A lo largo de su niñez tuvimos que ir más veces a urgencias a que le recolocasen los codos; una vez los dos, por bruta (era muy de colgarse de los sitios, de las personas…); se colgaba de algún sitio, hacía un mal gesto y ya teníamos el lío montado… La última vez fue en una siesta con 7 años que hizo un mal gesto acomodándose para dormir y tuvimos la última visita al coloca-codos; eso sí, Nochevieja a las 4 de la tarde, muy oportuno todo.

Con Hija2 fueron menos, pero más aparatosas.

Como padres más experimentados, lidiábamos con las cosas con más arte. Además Hija2 no acostumbraba a sacarse los codos, así, por afición.

Pero hizo cosas que Hija1 no había ni pensado.

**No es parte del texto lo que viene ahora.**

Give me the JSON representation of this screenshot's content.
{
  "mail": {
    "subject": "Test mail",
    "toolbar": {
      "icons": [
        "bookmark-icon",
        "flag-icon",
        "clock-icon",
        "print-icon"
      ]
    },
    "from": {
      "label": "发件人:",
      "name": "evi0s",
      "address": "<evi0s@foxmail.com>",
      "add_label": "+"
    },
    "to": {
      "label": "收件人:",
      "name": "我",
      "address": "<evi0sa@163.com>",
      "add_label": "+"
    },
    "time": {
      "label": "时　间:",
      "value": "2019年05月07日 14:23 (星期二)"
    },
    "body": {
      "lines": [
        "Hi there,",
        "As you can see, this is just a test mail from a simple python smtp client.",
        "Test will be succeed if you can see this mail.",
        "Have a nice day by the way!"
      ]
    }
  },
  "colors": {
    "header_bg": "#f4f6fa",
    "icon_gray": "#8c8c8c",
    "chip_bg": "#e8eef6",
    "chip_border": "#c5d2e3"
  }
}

En una ocasión, andaba con mocos y así, y antes de acostarla fui a limpiarle la nariz con suero, para sacarle todo aquello y que descansase la chiquilla. Bien. Le pongo la cabeza de medio lado, le meto el chute de suero, y no salió ni un moco, pero sí un trozo de pañuelo de papel… Ante tal descubrimiento, decido mirarle las fosas nasales y ¡oh, sorpresa! había ahí papel para el que quisiera. Con toda la paciencia del mundo le fui sacando con unas pinzas a ver si aquello salía, pero tras sacar 4 pelotillas, vi que no iba a ser posible, y que igual le metía más adentro, así que a urgencias.

Niña, 14 meses, cuerpo extraño en fosas nasales. Y allí, 11 de la noche, ella con ganas de fiesta, mi señora madre que vive al lado vino a hacerme compañía, y a esperar. En esto, Hija2 comenzó a estornudar, y al cabo de media hora sacó un bolo de papel por la boca del tamaño de un guisante, pero un guisante majo. Avisé a la enfermera, que le dio la risa (aunque era turno de noche, lo llevaba bien), le revisaron y no quedaba nada. Para casa. Por lo visto, en un rato que no sabía qué hacer, la colega había cogido pelotillas de papel y se las había ido metiendo a la nariz, no sé si a ver cuántas cabían o cuál era el objetivo…

Otro día, con dos años y medio decidió que saltar en el sofá era buena idea, y cayó de cabeza contra la mesita de centro. Fue buen golpe, nos asustamos y decidimos llevarla. En esta ocasión fue con el Aita, y le volvió a tocar la enfermera cansada y que por lo visto no sabe cómo funcionan los niños, porque le dijo algo así como que era un exagerado, y que a los niños hay que vigilarlos. Gracias, maja, que no sabíamos.

Y la verdad es que poco más hemos tenido (cruzaremos los dedos). Ni brechas, ni fracturas, ni esguinces… y no es que sean niñas que se están quietas, realmente… No les ha tocado de momento.

Eso sí, quitando la ironía de “la enfermera cansada”, he de decir que todas las veces nos hemos encontrado con grandes profesionales. Que aunque estuvieran cansados de turnos largos y a veces difíciles, te atienden de buenas maneras (y reconozco que a veces cuesta un esfuerzo, ¡somos humanos!).

Así que gracias a la sanidad pública por estar ahí cuando se les necesita.